Our favourite Neumann U67
Laying down a Vox part for ‘Beryl’
We use an array of our ‘favourite’ microphones but are always open to trying new combinations with mic pre’s. and find ourselves making interesting discoveries on a daily basis. Apart from our usual selection of trusty, crusty U67’s, U47’s, M50’s and various Ribbon’s, modern microphones such as the Shoeps Colette cardioids and Brauner tubes often find their way into the recording chain. ADK too make a range of very inexpensive large diaphragms and are already on the record (we found that was perfect for one of the strummed Gibsons). The standard mics on Mark’s amps tend to be a Shure SM57, a Neumann U67, a Royer 121 ribbon and a pair of Neumann M50’s for any room sound. His acoustics are painstakingly captured by combinations of Neumann KM56, KM64 and KM 54 together with a pair of Schoeps Collettes with MK4 cardioid capsules. EQ is never used upon recording, rather the right mic/pre combination being preferred.
The band session.
So with a selection of songs ready for drums and bass overdubs and a whole pile of ‘new’ songs, we embarked on a band session in Studio 1. The line-up was a little different this time in that Mark invited the great Bruce Molsky to join us. John McCusker, Mike McGoldrick, Phil Cunningham made up the folk element whilst Glenn Worf and Ian Thomas formed the backbone. With Joe Kearns and I at the helm in the control room we set about the sessions. With a full band recording live, another Clasp unit was required AND another Studer A800. No problem. The system was set up by Graham Meek and the team and all ran smoothly. One particular artefact of using tape machines is ‘rewind time’. With Hard disk recording, you can be ready to go at the press of a button but when tape has to be rewound, there is time to ponder and as a producer, I think this is beneficial to subsequent takes as musicians can use the time (sometimes at least a minute) to reflect on their performance, charts and parts…or lack thereof! I know when I’m out there on the floor playing, when the engineer is ‘spooling back’ I’m more often than not, grateful for the moment. Oh and another nice by product of using tape is the smell of rewinding tape as the band pass through the machine room on their way back into the control room apres-take. To me it has the same nostalgic effect as freshly baked bread. Maybe that’s just me! It IS just me isn’t it.
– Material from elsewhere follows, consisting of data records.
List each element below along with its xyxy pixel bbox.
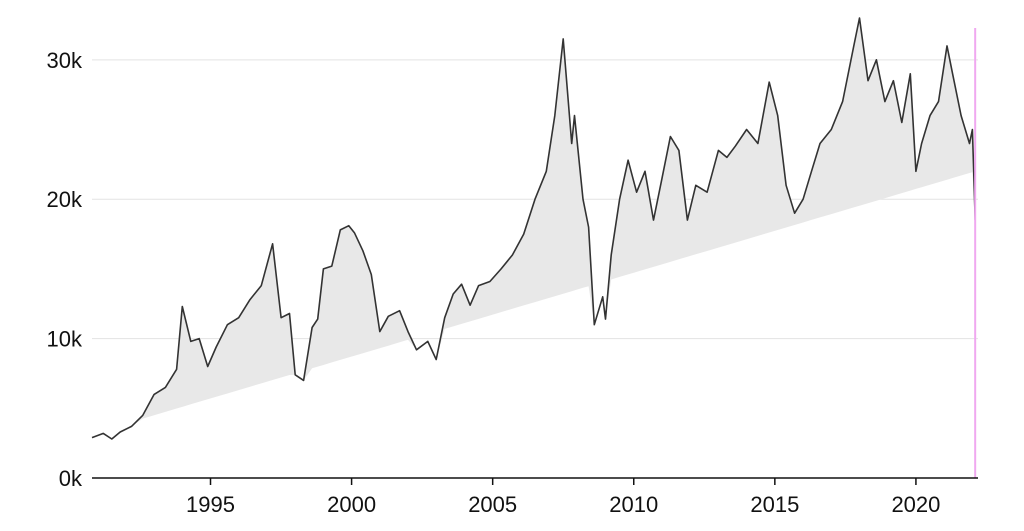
y-tick-label: 20k <box>47 187 83 212</box>
x-tick-label: 2005 <box>468 492 517 517</box>
y-axis-tick-labels: 0k 10k 20k 30k <box>47 48 83 491</box>
y-tick-label: 10k <box>47 327 83 352</box>
x-tick-label: 2000 <box>327 492 376 517</box>
x-tick-label: 2010 <box>609 492 658 517</box>
x-tick-label: 1995 <box>186 492 235 517</box>
y-tick-label: 0k <box>59 466 83 491</box>
x-tick-label: 2015 <box>750 492 799 517</box>
area-fill-between-series-and-trend <box>92 18 976 439</box>
y-tick-label: 30k <box>47 48 83 73</box>
x-tick-label: 2020 <box>891 492 940 517</box>
x-axis-ticks: 1995 2000 2005 2010 2015 2020 <box>186 478 940 517</box>
series-line <box>91 17 976 440</box>
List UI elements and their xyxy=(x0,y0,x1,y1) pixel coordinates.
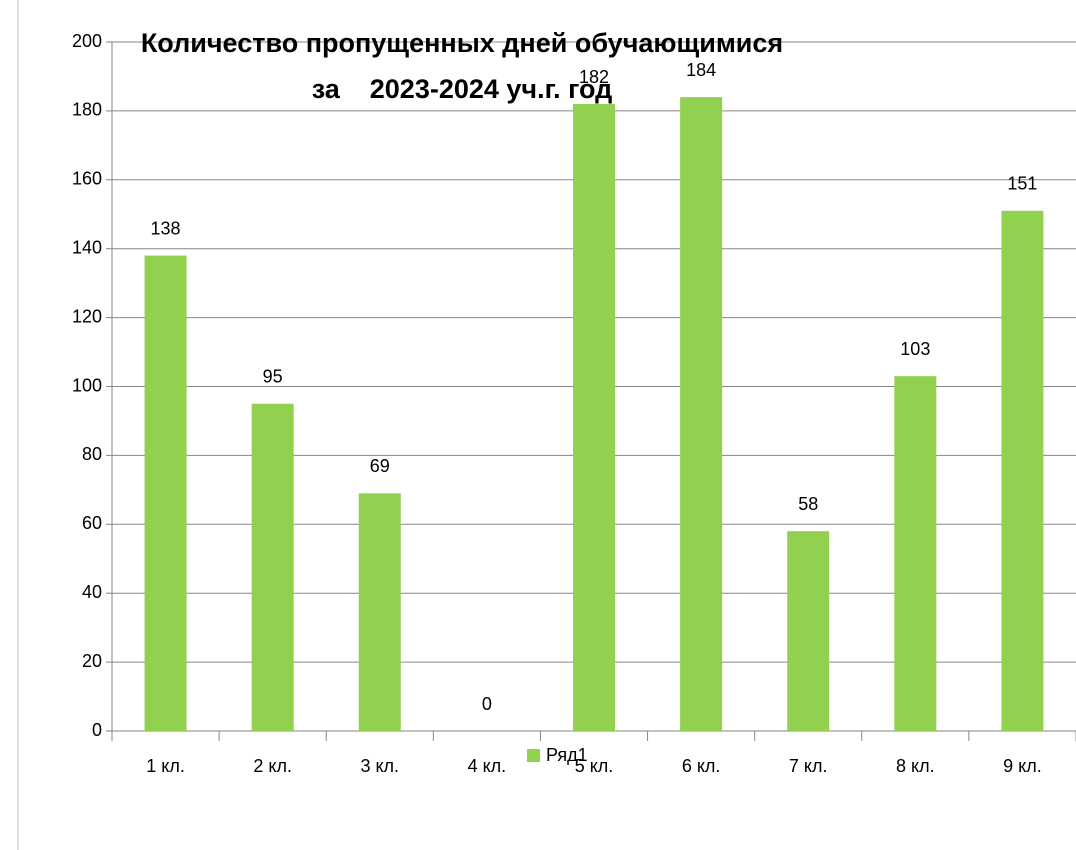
x-tick-label: 1 кл. xyxy=(146,756,185,776)
data-label: 0 xyxy=(482,694,492,714)
chart-title: за 2023-2024 уч.г. год xyxy=(312,74,613,104)
chart-title: Количество пропущенных дней обучающимися xyxy=(141,28,783,58)
x-tick-label: 7 кл. xyxy=(789,756,828,776)
data-label: 69 xyxy=(370,456,390,476)
bar xyxy=(680,97,723,732)
bar xyxy=(251,403,294,731)
data-label: 95 xyxy=(263,366,283,386)
y-tick-label: 60 xyxy=(82,513,102,533)
y-tick-label: 100 xyxy=(72,375,102,395)
y-tick-label: 40 xyxy=(82,582,102,602)
x-tick-label: 6 кл. xyxy=(682,756,721,776)
data-label: 151 xyxy=(1007,174,1037,194)
bar xyxy=(894,376,937,731)
data-label: 182 xyxy=(579,67,609,87)
x-tick-label: 3 кл. xyxy=(360,756,399,776)
data-label: 138 xyxy=(151,218,181,238)
x-tick-label: 5 кл. xyxy=(575,756,614,776)
chart-frame xyxy=(17,0,19,850)
data-label: 58 xyxy=(798,494,818,514)
x-tick-label: 8 кл. xyxy=(896,756,935,776)
y-tick-label: 160 xyxy=(72,169,102,189)
bar xyxy=(787,531,830,731)
x-tick-label: 2 кл. xyxy=(253,756,292,776)
data-label: 103 xyxy=(900,339,930,359)
data-label: 184 xyxy=(686,60,716,80)
y-tick-label: 120 xyxy=(72,306,102,326)
bar xyxy=(358,493,401,731)
x-tick-label: 9 кл. xyxy=(1003,756,1042,776)
legend-label: Ряд1 xyxy=(546,745,588,765)
legend-swatch xyxy=(527,749,540,762)
y-tick-label: 80 xyxy=(82,444,102,464)
y-tick-label: 180 xyxy=(72,100,102,120)
bar xyxy=(1001,210,1044,731)
y-tick-label: 20 xyxy=(82,651,102,671)
y-tick-label: 200 xyxy=(72,31,102,51)
bar xyxy=(144,255,187,731)
bar xyxy=(573,104,615,731)
y-tick-label: 0 xyxy=(92,720,102,740)
x-tick-label: 4 кл. xyxy=(468,756,507,776)
y-tick-label: 140 xyxy=(72,237,102,257)
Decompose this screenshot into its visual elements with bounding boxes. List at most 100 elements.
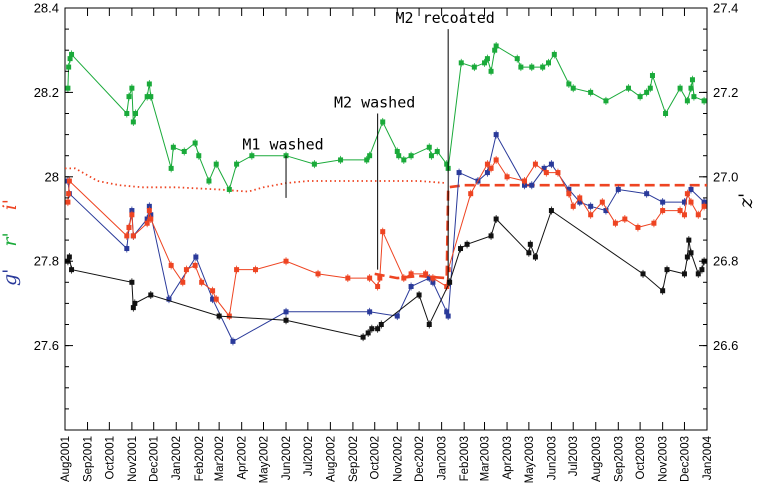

Of course, the recording space at BG is now most familiar to all of us and fine tuning the room and playing with room mics is always a treat. Flexibility is the name of the game here and the booths can easily accommodate any hare-brained production ideas. Here’s Joe Kearns at the Neve 88R..
After 7 days of intensive, focussed yet relaxed recording punctuated only by the occasional evening pint, we’d covered many more songs than we expected to. Mark and I then moved on to the next stage in the process. Back into Studio two and some serious comping and more experimentation.
There are of course overdubs still to do and with that come a few guests, one of which being the lovely Ruth Moody. Ruth came in last week on a visit to the UK and wowed us once more with her singing on a few tunes.
Nigel Hitchcock has been in a couple of times too and yesterday he came along with Trumpet Maestro Tom Walsh. Pictured here with Mark, they played on a gorgeous track on which Ruth sang.